Self-Tuning Regularization for Image Scanning Microscopy
This work provides a more robust and stable image reconstruction method for researchers and practitioners using Image Scanning Microscopy, especially in challenging low-photon conditions, by addressing the noise amplification and artifact issues of existing deconvolution techniques.
This paper introduces a self-tuning explicit regularization framework for Multi-Image Deconvolution (MID) and super-resolution sectioning ISM (s^2ISM) reconstruction methods, which typically suffer from noise amplification and artifacts due to semi-convergent iterative schemes. The framework combines a multi-frame Poisson data fidelity term with explicit regularization (e.g., L1 and smoothed total variation penalties) and an automatic, ground-truth-free regularization parameter selection strategy. This results in improved reconstruction stability and image quality, particularly in low-photon conditions, compared to unregularized approaches.

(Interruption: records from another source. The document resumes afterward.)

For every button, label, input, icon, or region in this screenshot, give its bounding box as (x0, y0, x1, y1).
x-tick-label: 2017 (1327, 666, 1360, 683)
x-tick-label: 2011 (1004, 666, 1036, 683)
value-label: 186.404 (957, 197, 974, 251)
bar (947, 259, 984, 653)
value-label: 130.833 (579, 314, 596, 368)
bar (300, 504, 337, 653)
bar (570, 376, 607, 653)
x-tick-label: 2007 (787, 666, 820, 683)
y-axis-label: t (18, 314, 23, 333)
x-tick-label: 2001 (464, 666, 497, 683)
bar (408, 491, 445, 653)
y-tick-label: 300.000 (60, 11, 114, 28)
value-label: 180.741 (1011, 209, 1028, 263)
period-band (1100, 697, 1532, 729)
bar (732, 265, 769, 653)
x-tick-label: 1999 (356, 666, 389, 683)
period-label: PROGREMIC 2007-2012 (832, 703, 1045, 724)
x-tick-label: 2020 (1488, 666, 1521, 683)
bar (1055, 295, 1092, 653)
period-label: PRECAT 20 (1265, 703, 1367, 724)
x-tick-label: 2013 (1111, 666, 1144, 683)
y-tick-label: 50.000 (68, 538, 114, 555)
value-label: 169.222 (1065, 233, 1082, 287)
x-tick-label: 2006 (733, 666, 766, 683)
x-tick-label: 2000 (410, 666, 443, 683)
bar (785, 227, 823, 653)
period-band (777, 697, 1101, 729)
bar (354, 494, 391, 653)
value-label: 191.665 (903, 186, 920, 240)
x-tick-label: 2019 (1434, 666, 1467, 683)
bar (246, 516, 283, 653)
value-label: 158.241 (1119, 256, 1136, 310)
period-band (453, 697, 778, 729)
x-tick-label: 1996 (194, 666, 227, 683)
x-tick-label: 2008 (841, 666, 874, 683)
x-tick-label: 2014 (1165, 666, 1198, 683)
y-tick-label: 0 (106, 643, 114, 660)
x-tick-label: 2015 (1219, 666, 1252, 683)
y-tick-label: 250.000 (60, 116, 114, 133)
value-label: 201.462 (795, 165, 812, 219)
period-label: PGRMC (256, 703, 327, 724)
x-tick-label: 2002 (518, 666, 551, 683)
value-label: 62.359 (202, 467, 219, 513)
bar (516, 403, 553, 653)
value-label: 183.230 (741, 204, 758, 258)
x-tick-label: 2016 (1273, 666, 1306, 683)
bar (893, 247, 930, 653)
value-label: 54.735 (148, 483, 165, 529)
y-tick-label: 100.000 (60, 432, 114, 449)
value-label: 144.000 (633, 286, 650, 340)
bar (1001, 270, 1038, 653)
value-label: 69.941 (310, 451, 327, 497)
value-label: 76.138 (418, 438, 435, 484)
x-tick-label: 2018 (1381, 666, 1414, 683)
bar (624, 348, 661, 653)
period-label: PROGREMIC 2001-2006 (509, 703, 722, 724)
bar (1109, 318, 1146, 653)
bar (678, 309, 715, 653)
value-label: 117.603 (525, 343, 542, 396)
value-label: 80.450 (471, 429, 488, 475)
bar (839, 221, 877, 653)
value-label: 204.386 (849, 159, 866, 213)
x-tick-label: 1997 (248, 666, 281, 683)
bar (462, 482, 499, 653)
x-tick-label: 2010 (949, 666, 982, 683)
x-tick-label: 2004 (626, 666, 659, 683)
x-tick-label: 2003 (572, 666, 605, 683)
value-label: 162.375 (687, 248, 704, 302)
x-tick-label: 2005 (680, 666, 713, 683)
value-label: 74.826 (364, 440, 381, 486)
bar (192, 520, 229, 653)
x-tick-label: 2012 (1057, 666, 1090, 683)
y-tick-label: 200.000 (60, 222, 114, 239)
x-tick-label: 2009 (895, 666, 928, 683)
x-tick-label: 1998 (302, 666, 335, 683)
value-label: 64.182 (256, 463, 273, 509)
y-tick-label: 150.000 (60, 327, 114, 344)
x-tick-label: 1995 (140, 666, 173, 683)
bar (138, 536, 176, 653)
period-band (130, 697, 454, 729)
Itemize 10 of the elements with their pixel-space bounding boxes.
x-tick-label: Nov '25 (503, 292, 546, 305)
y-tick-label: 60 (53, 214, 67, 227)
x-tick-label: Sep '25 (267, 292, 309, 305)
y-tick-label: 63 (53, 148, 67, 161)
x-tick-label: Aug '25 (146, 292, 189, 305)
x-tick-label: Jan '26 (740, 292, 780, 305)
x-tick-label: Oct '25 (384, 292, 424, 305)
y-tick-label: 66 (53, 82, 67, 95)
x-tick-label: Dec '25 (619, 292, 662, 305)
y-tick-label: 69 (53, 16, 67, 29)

Image Scanning Microscopy (ISM) is a fluorescence imaging technique that combines detector-array acquisition and computational reconstruction to achieve the theoretical resolution of an ideal confocal microscope, i.e., one operating with an infinitesimally small pinhole, while maintaining high signal-to-noise ratio. Among the reconstruction methods for obtaining the super-resolved image, multi-image deconvolution (MID) and its extension aimed at preserving the optical sectioning capability of confocal microscopy, known as super-resolution sectioning ISM (s$^2$ISM), are among the most widely used approaches. Both methods rely on Richardson--Lucy-type iterative schemes, whose semi-convergent behavior requires early stopping and often leads to noise amplification and reconstruction artifacts. In this work, we introduce a self-tuning explicit regularization framework for both MID and s$^2$ISM reconstruction. Within a Bayesian maximum a posteriori formulation, we combine a multi-frame Poisson data fidelity term with explicit regularization, considering $\ell_1$ and smoothed total variation penalties as representative examples. We further develop an automatic and ground-truth-free strategy for regularization parameter selection by adapting the residual whiteness principle to the multi-frame Poisson setting and introducing a spectral high-pass extension tailored to s$^2$ISM. The resulting framework enables stable reconstructions without empirical stopping rules. To demonstrate the proposed framework, we consider first-order optimization schemes based on proximal gradient and mirror descent methods with adaptive backtracking strategies. Experiments on simulated and real fluorescence ISM datasets demonstrate improved reconstruction stability and image quality with respect to unregularized approaches, while enabling robust super-resolution and optical sectioning in low-photon conditions.